あなたに飼われる猫になりたい

大きな声では言えない日常の本音を書きたいと思います。

ネイサンに対する本音

単なる私の偏った見方かもしれないが、羽生結弦ファンの多くは「ネイサンなんてジャンプと助走しかしてない。カリスマ性もないし、華もない。何度ワールドで優勝しようと、何度羽生くんに勝とうと、本物の王者ではない」と思っているように感じる。

 

本当にそうだろうか?

 

カリスマ性もスター性も華もないのは確かなのだろう。

そういう魅力がネイサンにあるなら、彼はもっともっと人気スケーターになっているはずだ。

アメリカではフィギュアの試合がテレビ中継されることもあまりないそうだし、アイスショーも瀕死の危機にあるらしい。

それはすなわちネイサンに人気がないから、ネイサンがスター選手でないから、ネイサン以外にもスターがいないから、ということの証明に他ならない。

 

それは私も認める。

しかし、本当にジャンプと助走だけの選手だろうか?

 

ネイサンはバレエと体操の素地があるので、手先の表現や、つま先まで伸びた美しいフリーレッグを見せる力はある。体幹もブレずにキレのある動きが出来ている。

柔軟性がないのであまりバレエ的な流麗なプログラムを滑る印象はないが、『ロケットマン』や『ネメシス』や、今シーズンのフリーなどではダイナミックなコレオを見せていてとても面白い。

『海賊』や『韃靼人の踊り』も悪くなかった。

そこに四回転ルッツやフリップをかなりの高い確率で成功させているので高得点が出るのも私は納得している。

ジャンプの助走が長いとか、高さがないとか、着氷が流れないとか、そういう細かいことを言い出したらキリがないが、全体の印象としては軽々とジャンプを跳び、ランディングでステップアウトや前のめりになることが少ないのは、プログラムの完成度としては高く評価されてもいいと思う。

 

2019年のさいたまワールドを夫と見ていた時、夫は「ネイサンは軽々とジャンプを跳ぶが、羽生はちょっと力んで苦しそうに跳んでいるように見える」と言っていた。

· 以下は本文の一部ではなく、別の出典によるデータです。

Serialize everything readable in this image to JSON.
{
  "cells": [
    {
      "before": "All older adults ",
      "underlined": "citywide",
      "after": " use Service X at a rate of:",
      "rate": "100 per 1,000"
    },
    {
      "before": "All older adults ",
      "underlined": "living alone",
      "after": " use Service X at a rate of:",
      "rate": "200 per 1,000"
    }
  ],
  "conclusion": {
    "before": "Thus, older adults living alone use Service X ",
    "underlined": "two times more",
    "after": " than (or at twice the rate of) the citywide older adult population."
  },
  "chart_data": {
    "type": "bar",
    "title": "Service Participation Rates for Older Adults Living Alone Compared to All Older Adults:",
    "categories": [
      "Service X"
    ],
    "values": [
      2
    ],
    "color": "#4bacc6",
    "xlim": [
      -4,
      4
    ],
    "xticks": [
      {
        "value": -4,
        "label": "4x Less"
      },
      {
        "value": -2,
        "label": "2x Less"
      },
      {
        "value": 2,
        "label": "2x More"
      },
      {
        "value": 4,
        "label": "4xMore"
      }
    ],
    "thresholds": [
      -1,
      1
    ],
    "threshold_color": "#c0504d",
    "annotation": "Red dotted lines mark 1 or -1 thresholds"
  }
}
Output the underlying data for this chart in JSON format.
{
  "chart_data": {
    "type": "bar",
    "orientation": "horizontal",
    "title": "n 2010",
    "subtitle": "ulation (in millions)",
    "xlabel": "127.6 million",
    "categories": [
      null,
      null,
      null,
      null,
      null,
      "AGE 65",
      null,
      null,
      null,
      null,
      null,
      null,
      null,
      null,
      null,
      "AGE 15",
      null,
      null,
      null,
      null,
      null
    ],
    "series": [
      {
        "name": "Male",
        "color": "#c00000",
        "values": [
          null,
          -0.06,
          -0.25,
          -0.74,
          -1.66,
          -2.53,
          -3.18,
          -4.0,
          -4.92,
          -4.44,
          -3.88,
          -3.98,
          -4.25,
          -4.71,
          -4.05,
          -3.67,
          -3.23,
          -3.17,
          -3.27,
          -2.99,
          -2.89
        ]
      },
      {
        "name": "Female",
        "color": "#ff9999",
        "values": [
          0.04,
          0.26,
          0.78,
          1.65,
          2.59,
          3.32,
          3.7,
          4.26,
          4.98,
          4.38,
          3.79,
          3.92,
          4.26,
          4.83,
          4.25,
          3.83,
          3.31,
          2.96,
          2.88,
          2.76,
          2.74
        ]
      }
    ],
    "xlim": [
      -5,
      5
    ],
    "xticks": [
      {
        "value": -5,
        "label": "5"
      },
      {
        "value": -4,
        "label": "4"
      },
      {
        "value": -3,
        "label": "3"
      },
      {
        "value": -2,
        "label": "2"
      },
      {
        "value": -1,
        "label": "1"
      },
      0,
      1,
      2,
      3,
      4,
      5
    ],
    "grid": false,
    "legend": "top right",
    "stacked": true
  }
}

羽生は怪我をしている中での演技だったので「苦しそうに跳んでいる」ように見えたのは仕方のない事だとは思うが、ネイサンが軽々と跳んでいたのも事実だと思う。

 

羽生結弦本人がネイサンとは違う方向のスケートを目指しているので、羽生ファンもネイサンを認めるわけにはいかないのは無理もないが、ルールや採点傾向など何も知らない素人(私の夫)からすれば、助走の長いこじんまりしたジャンプであってもキッチリ跳んで、ミスの少ない演技が勝つのは当然のことなのだ。

 

羽生結弦はジャンプの入り方も出方も難しい工夫をし、限りなく助走を短くし、つなぎも衣装も曲に合わせて作り上げている。

ファンにとってはプログラムへの愛と理解の深さが伝わり、羽生こそが世界一のスケーターだとわかるが、今はそういう採点傾向ではないのだから、それでは羽生はネイサンに勝てない。

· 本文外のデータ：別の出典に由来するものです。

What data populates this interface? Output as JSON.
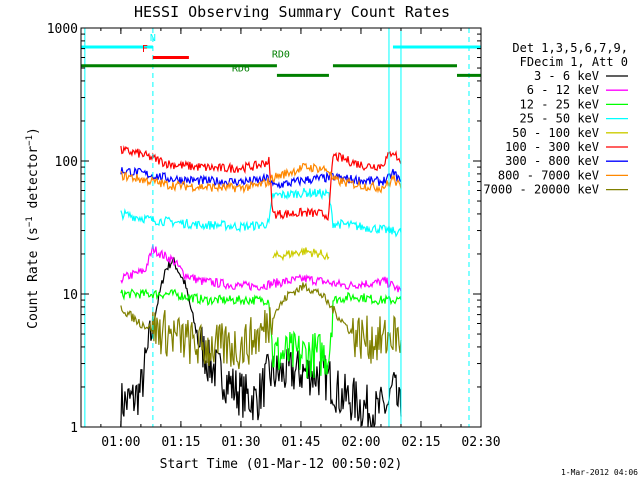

いや、そんなネイサンと、そしてそういう採点をするジャッジに勝とうなんて、もはや羽生結弦は思っていないのだが。

 

私がひとつとても気になっているのは、羽生結弦は平昌五輪前に右足首を怪我してからつま先が美しく伸びていないことが多くなったような気がする。

テーピングを何重にもしていて伸ばすことが出来ないのだろうか?

それとトランジッションを豊富に入れ過ぎて全体のスピード感が足りないようにも見える。

ネイサンや宇野などは大して複雑な足の動きを入れていないが、それゆえスピード感だけはある。そして今はそういう、ある意味見ていて爽快な単純なプログラムが評価される採点法になってしまっている。

悔しいけれど、羽生結弦が勝つには自分の信念を曲げてそういう滑りに転向するしかないのかもしれない。

(しかし羽生結弦の目指すところは絶対にそういうスケートではないし、彼はもう十分勝って来たので、あとは四回転アクセルの成功だけを目指せばいいと思っている)

 

最後にこれは私のもうひとつの本音だが、羽生ファンはネイサンに対して「華がない。カリスマ性がない。ジャンプだけ」と散々言うが、鍵山選手に対しては寛容に応援しているように見えるのが心底不思議である。

鍵山選手は日本の若手で、未来の日本フィギュア界を背負って行くかもしれないスケーターだから、そういう温かい目で見られるのかもしれないが、私には何の魅力も感じない。

(性格はとても素直で賢い子だとは思っているが)

ジャンプの構えにも癖があるし、大して踊れていないし、それこそ華もスター性もないように見える。

ネイサンのことはめちゃくちゃ言ってもいいが、日本の若手には厳しい評価をしてはいけない空気は一体何なのだろう?